In recent days, Overbay has made it even tougher on upper management when he started the game-tying rally on Saturday by taking a walk against Rays closer Fernando Rodney and won the game with an 11th-inning homer. And then there was Tuesday night's RBI single against Harvey.

"It's all good," Overbay said, when asked about the pending activation of Teixeira. "I just want to enjoy it. I don't want it to affect the experience I'm having. So I try not to worry too much about it."

It's not as if the 36-year-old Overbay hasn't been at this juncture recently in his nomadic 13-year career. Since Aug. 5, 2011, when he was released by the Pirates, Overbay has been released three times and granted free agency twice while signing with four different clubs.

Two weeks after his release by the Pirates, Overbay was actually in the driveway of his house washing the car when D-backs general manager Kevin Towers called to ask him if he wanted a second go-round in Arizona. Overbay actually hit .286 for a club that won the National League West and lost to the Brewers in the first round of playoffs.

When he was released by the Red Sox this spring, Overbay said his agent immediately called the Yankees.

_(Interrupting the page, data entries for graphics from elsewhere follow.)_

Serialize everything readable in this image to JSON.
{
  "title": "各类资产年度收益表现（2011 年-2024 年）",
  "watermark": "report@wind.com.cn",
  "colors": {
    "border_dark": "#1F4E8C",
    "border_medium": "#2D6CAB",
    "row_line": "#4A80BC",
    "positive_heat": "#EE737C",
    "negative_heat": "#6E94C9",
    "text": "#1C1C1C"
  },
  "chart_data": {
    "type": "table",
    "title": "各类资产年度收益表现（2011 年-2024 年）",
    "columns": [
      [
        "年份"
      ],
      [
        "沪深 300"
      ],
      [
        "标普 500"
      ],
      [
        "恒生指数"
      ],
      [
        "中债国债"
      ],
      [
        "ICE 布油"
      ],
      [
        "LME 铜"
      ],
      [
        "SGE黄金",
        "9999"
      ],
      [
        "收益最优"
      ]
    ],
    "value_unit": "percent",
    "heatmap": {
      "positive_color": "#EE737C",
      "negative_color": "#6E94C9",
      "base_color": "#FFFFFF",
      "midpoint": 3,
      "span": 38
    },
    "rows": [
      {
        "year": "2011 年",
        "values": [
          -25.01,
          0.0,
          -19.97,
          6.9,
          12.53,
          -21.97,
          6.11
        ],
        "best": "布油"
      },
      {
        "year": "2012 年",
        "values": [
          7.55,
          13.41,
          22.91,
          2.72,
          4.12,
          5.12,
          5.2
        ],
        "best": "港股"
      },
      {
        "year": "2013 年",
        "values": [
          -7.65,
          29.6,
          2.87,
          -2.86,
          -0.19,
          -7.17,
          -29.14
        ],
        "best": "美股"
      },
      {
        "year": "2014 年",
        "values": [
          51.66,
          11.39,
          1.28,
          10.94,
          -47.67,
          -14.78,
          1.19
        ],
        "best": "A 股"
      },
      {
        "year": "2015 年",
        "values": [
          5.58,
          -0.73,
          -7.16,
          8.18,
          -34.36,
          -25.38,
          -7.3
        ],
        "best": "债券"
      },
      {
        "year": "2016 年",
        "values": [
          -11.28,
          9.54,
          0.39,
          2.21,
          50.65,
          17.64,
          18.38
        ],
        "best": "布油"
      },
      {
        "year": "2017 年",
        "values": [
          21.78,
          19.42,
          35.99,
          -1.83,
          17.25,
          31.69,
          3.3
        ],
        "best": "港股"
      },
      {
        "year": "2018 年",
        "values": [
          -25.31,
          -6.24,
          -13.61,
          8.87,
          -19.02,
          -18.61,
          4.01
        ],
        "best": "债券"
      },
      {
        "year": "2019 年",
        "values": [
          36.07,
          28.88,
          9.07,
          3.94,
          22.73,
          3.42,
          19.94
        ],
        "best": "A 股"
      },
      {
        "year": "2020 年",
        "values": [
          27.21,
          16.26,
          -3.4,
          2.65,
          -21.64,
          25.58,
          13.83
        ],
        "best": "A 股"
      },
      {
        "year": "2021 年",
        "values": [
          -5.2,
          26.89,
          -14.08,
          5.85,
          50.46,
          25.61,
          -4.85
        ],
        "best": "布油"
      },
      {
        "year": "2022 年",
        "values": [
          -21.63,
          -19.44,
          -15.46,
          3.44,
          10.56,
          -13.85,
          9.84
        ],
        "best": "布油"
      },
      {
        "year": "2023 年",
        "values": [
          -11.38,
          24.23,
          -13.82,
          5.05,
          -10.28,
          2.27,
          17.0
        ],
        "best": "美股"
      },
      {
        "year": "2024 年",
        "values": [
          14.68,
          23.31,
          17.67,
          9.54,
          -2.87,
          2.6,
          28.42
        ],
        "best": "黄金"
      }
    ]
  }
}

He's been a solid contributor ever since.

"It's fun. It's fun to come to the ballpark. Obviously the winning helps," he said about a team that is 30-21 despite three consecutive losses. "We have fun. But when we get on the baseball field, we're all business. Expectations to win are always good, too."

Now the question is, what will the Yankees do? Overbay is again on the edge and he is making that decision very tough for them.